Today I practiced insight. Whenever I got a glimpse of a mental image I noted everything I could about it and tried to lengthen its appearance. I don't know if that's a good idea or not but I would like to see if attention to the little imagery I have might help it arise more often.
Frisbee today was great, we learned to play zone, and really really looked like we were coordinated as a team out on the field. Afterwards we had dinner and while most of the conversation was about TV shows :S we did talk a bit about this one dude's upcoming 3-minute talk on perspective changes which reminded me about http://lesswrong.com/lw/1o6/adaptive_bias/ so I sent him a link.
I tried calibration exercises with 25%/75% and 25% is very hard. I think I'm going closer to 10% but it's hard to tell without doing a lot of questions. John reminded me I had given short shrift to Data Analysis: A Bayesian Tutorial half a year ago and it's much less of an energy commitment than Bayesian Data Analysis so I'm going to go back to it.
My next math project is to characterize when the following works and doesn't work as an approximation and by how much it fails when:
You want to estimate P(A|e1e2e3...) so you get estimates of lnO(A), lnL(e1|A), lnL(e2|A), etc. But e1, e2, e3, ... aren't independent. So discount them using intuitive simple arithmetic as if they're each a bunch of independent data points but some are shared with another grouping of evidence, or as if another grouping of evidence screens off some of the evidence, then add the results into lnO(A) and get your posterior estimate.

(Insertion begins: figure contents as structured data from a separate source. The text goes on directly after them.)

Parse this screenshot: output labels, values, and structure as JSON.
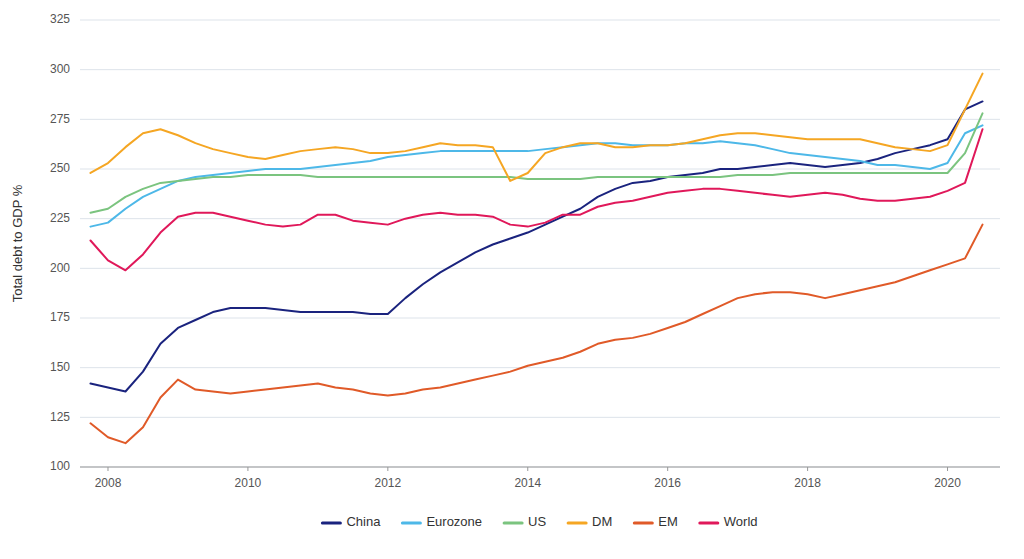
{
  "chart_data": {
    "type": "line",
    "y_label": "Total debt to GDP %",
    "xlim": [
      2007.6,
      2020.75
    ],
    "xticks": [
      2008,
      2010,
      2012,
      2014,
      2016,
      2018,
      2020
    ],
    "ylim": [
      100,
      325
    ],
    "yticks": [
      100,
      125,
      150,
      175,
      200,
      225,
      250,
      275,
      300,
      325
    ],
    "grid": true,
    "legend": "bottom",
    "x": [
      2007.75,
      2008.0,
      2008.25,
      2008.5,
      2008.75,
      2009.0,
      2009.25,
      2009.5,
      2009.75,
      2010.0,
      2010.25,
      2010.5,
      2010.75,
      2011.0,
      2011.25,
      2011.5,
      2011.75,
      2012.0,
      2012.25,
      2012.5,
      2012.75,
      2013.0,
      2013.25,
      2013.5,
      2013.75,
      2014.0,
      2014.25,
      2014.5,
      2014.75,
      2015.0,
      2015.25,
      2015.5,
      2015.75,
      2016.0,
      2016.25,
      2016.5,
      2016.75,
      2017.0,
      2017.25,
      2017.5,
      2017.75,
      2018.0,
      2018.25,
      2018.5,
      2018.75,
      2019.0,
      2019.25,
      2019.5,
      2019.75,
      2020.0,
      2020.25,
      2020.5
    ],
    "series": [
      {
        "name": "China",
        "color": "#1a237e",
        "values": [
          142,
          140,
          138,
          148,
          162,
          170,
          174,
          178,
          180,
          180,
          180,
          179,
          178,
          178,
          178,
          178,
          177,
          177,
          185,
          192,
          198,
          203,
          208,
          212,
          215,
          218,
          222,
          226,
          230,
          236,
          240,
          243,
          244,
          246,
          247,
          248,
          250,
          250,
          251,
          252,
          253,
          252,
          251,
          252,
          253,
          255,
          258,
          260,
          262,
          265,
          280,
          284
        ]
      },
      {
        "name": "Eurozone",
        "color": "#4db8e8",
        "values": [
          221,
          223,
          230,
          236,
          240,
          244,
          246,
          247,
          248,
          249,
          250,
          250,
          250,
          251,
          252,
          253,
          254,
          256,
          257,
          258,
          259,
          259,
          259,
          259,
          259,
          259,
          260,
          261,
          262,
          263,
          263,
          262,
          262,
          262,
          263,
          263,
          264,
          263,
          262,
          260,
          258,
          257,
          256,
          255,
          254,
          252,
          252,
          251,
          250,
          253,
          268,
          272
        ]
      },
      {
        "name": "US",
        "color": "#7bc47f",
        "values": [
          228,
          230,
          236,
          240,
          243,
          244,
          245,
          246,
          246,
          247,
          247,
          247,
          247,
          246,
          246,
          246,
          246,
          246,
          246,
          246,
          246,
          246,
          246,
          246,
          246,
          245,
          245,
          245,
          245,
          246,
          246,
          246,
          246,
          246,
          246,
          246,
          246,
          247,
          247,
          247,
          248,
          248,
          248,
          248,
          248,
          248,
          248,
          248,
          248,
          248,
          258,
          278
        ]
      },
      {
        "name": "DM",
        "color": "#f5a623",
        "values": [
          248,
          253,
          261,
          268,
          270,
          267,
          263,
          260,
          258,
          256,
          255,
          257,
          259,
          260,
          261,
          260,
          258,
          258,
          259,
          261,
          263,
          262,
          262,
          261,
          244,
          248,
          258,
          261,
          263,
          263,
          261,
          261,
          262,
          262,
          263,
          265,
          267,
          268,
          268,
          267,
          266,
          265,
          265,
          265,
          265,
          263,
          261,
          260,
          259,
          262,
          280,
          298
        ]
      },
      {
        "name": "EM",
        "color": "#e05a28",
        "values": [
          122,
          115,
          112,
          120,
          135,
          144,
          139,
          138,
          137,
          138,
          139,
          140,
          141,
          142,
          140,
          139,
          137,
          136,
          137,
          139,
          140,
          142,
          144,
          146,
          148,
          151,
          153,
          155,
          158,
          162,
          164,
          165,
          167,
          170,
          173,
          177,
          181,
          185,
          187,
          188,
          188,
          187,
          185,
          187,
          189,
          191,
          193,
          196,
          199,
          202,
          205,
          222
        ]
      },
      {
        "name": "World",
        "color": "#e0185a",
        "values": [
          214,
          204,
          199,
          207,
          218,
          226,
          228,
          228,
          226,
          224,
          222,
          221,
          222,
          227,
          227,
          224,
          223,
          222,
          225,
          227,
          228,
          227,
          227,
          226,
          222,
          221,
          223,
          227,
          227,
          231,
          233,
          234,
          236,
          238,
          239,
          240,
          240,
          239,
          238,
          237,
          236,
          237,
          238,
          237,
          235,
          234,
          234,
          235,
          236,
          239,
          243,
          270
        ]
      }
    ]
  }
}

Example: I have either a d6, d8, or d10, each with probability 1/3. I roll my die and a d8 and report the sum X. I reroll the d8 and report the new sum Y. What's P(d6|XY)? Answer: lnO(d6|XY) ~= lnO(d6) + (1-0.5)*lnL(X|d6) + (1-0.5)*lnL(Y|d6) + 0.5*(0.5*lnL(X|d6)+0.5*lnL(Y|d6)). And if that just totally doesn't work, are there simple heuristics for combining correlated lnLs that usually work?